During a recent conversation with an experienced franchisee recruiter (who had just had a monumental breakthrough by doubling results over a 90-day period), we discussed what “excellent listening” looks like.  We came up with  four different levels of listening.  As this franchise recruiter moved up in levels, he dramatically increased his effectiveness and results.  Those four levels are as follows:


Let’s assume you are a franchisee recruiter in a conversation with a franchise candidate, and you ask the candidate “Why do you want to start a business?”  The candidate replies, “I want to be more independent and make my own hours.”

This is all the average listener will hear and then they will move on in the conversation.

The good listener will pause and probe more than the average listener.  They will ask more follow up questions such as, “What would ‘more independence’ look like to you?” and “If you had more independence, what would you do?”  They may also ask about what they didn’t hear.  “I noticed that your financial objectives are similar to what you earned before you were downsized.  Does that mean that quality of life right now is more important to you than an increase in earnings?” Then they too would move on.

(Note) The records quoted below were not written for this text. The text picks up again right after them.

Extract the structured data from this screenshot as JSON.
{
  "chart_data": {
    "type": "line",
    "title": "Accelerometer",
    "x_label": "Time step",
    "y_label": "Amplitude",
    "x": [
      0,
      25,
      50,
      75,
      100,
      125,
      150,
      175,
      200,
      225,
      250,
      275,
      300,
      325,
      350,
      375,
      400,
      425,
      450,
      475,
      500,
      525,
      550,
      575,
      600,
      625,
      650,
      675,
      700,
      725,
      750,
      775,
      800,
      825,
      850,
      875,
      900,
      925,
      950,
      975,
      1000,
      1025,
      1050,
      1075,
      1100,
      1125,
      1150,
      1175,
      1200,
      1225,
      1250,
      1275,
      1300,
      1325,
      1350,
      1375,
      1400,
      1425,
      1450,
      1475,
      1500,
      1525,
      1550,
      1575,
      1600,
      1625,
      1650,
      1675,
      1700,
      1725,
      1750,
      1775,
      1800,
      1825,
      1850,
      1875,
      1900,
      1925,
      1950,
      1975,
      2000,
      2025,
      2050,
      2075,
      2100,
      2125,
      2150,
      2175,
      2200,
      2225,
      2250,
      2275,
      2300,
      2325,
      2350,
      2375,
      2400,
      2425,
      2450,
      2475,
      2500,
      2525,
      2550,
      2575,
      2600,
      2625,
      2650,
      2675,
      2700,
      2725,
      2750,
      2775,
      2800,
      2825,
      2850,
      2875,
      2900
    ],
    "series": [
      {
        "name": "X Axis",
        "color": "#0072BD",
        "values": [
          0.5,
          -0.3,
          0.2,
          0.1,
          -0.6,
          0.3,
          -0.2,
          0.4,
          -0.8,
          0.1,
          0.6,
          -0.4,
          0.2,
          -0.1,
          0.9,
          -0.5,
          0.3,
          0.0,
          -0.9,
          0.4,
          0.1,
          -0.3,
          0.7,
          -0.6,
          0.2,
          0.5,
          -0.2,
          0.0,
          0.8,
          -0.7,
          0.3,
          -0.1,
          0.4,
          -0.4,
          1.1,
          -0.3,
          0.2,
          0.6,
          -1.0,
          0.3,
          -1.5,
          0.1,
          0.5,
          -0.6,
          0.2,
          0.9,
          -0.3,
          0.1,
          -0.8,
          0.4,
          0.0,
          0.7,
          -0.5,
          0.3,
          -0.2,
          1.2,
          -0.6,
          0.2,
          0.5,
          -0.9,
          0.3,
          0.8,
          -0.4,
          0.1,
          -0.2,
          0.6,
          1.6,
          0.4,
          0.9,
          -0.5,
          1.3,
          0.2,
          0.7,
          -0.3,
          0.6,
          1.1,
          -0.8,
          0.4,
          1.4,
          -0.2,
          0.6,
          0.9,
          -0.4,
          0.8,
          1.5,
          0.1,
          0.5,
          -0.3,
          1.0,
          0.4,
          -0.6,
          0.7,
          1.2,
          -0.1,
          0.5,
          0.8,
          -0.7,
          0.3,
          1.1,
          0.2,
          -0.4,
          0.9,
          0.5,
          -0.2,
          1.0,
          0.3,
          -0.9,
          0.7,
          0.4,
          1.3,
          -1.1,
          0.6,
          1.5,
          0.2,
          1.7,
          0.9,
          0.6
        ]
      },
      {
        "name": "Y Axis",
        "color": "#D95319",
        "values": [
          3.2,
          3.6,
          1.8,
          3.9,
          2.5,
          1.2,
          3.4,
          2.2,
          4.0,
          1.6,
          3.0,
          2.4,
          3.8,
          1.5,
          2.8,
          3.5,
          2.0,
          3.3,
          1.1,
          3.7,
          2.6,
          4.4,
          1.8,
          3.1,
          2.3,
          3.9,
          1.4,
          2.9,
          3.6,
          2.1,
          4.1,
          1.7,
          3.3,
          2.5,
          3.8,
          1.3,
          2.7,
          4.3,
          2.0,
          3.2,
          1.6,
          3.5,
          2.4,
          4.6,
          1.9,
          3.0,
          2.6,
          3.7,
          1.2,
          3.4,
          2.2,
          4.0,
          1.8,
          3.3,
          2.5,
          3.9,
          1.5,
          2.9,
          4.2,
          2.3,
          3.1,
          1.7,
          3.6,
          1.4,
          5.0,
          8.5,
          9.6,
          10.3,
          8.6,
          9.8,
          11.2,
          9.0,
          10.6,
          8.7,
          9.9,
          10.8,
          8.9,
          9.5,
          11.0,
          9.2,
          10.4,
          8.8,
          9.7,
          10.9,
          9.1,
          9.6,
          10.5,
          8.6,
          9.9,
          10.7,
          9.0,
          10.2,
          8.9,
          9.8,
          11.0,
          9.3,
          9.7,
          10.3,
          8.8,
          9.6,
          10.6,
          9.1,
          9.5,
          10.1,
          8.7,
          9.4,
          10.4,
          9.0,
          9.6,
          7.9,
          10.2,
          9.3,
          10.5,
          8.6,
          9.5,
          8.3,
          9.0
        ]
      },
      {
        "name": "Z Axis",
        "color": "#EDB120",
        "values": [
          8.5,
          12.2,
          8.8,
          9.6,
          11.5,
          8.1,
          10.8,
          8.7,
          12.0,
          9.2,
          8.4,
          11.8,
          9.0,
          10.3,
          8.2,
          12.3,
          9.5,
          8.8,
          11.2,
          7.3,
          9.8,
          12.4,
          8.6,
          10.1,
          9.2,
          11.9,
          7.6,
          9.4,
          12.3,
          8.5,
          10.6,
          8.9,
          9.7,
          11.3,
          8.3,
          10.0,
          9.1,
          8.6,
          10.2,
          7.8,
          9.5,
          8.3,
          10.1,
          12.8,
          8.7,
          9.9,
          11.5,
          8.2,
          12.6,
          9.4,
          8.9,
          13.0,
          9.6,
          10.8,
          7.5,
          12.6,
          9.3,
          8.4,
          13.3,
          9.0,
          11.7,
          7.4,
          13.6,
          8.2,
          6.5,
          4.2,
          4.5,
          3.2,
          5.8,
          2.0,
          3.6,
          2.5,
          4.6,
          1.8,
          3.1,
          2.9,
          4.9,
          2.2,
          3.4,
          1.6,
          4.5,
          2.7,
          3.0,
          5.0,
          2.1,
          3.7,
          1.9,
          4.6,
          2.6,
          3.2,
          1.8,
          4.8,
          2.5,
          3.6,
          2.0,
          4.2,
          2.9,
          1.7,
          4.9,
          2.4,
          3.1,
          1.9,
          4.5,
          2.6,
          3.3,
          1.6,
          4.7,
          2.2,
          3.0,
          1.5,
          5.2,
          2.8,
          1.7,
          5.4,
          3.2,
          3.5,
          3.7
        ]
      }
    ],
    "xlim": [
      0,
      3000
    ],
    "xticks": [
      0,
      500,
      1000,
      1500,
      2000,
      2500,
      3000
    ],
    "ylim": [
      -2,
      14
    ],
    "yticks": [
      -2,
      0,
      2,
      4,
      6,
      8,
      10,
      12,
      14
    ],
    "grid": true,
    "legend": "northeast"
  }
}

The excellent listener will still keep probing. “Why is having more independence so important to you right now?  What happened that this is so high in your priority list?”  They seek the opportunity to get into the franchise candidate’s world and try to see it through their eyes. Then they too will move on.

The masterful listener takes the conversation one step further.  They repeat what they heard to communicate to the candidate, “I hear you clearly and I get you.”  This leaves the candidate with the experience, “I get that you get me,” and they create a bond.

Why is this important?

Think of how many conversations you have during the day. When was the last time you felt so completely understood, you said to yourself, “Wow! They get me!”

Michael Mudd, the recruiter who doubled his results, told me, “I love to playback what candidates tell me.  Something magical happens to our relationship when I do.  It’s like sprinkling pixie dust on our conversation.”

If you were a franchise candidate, which of these four listeners would you trust with your family’s financial future?  Who would you want to do business with? Who get’s you?  Who’s got your back?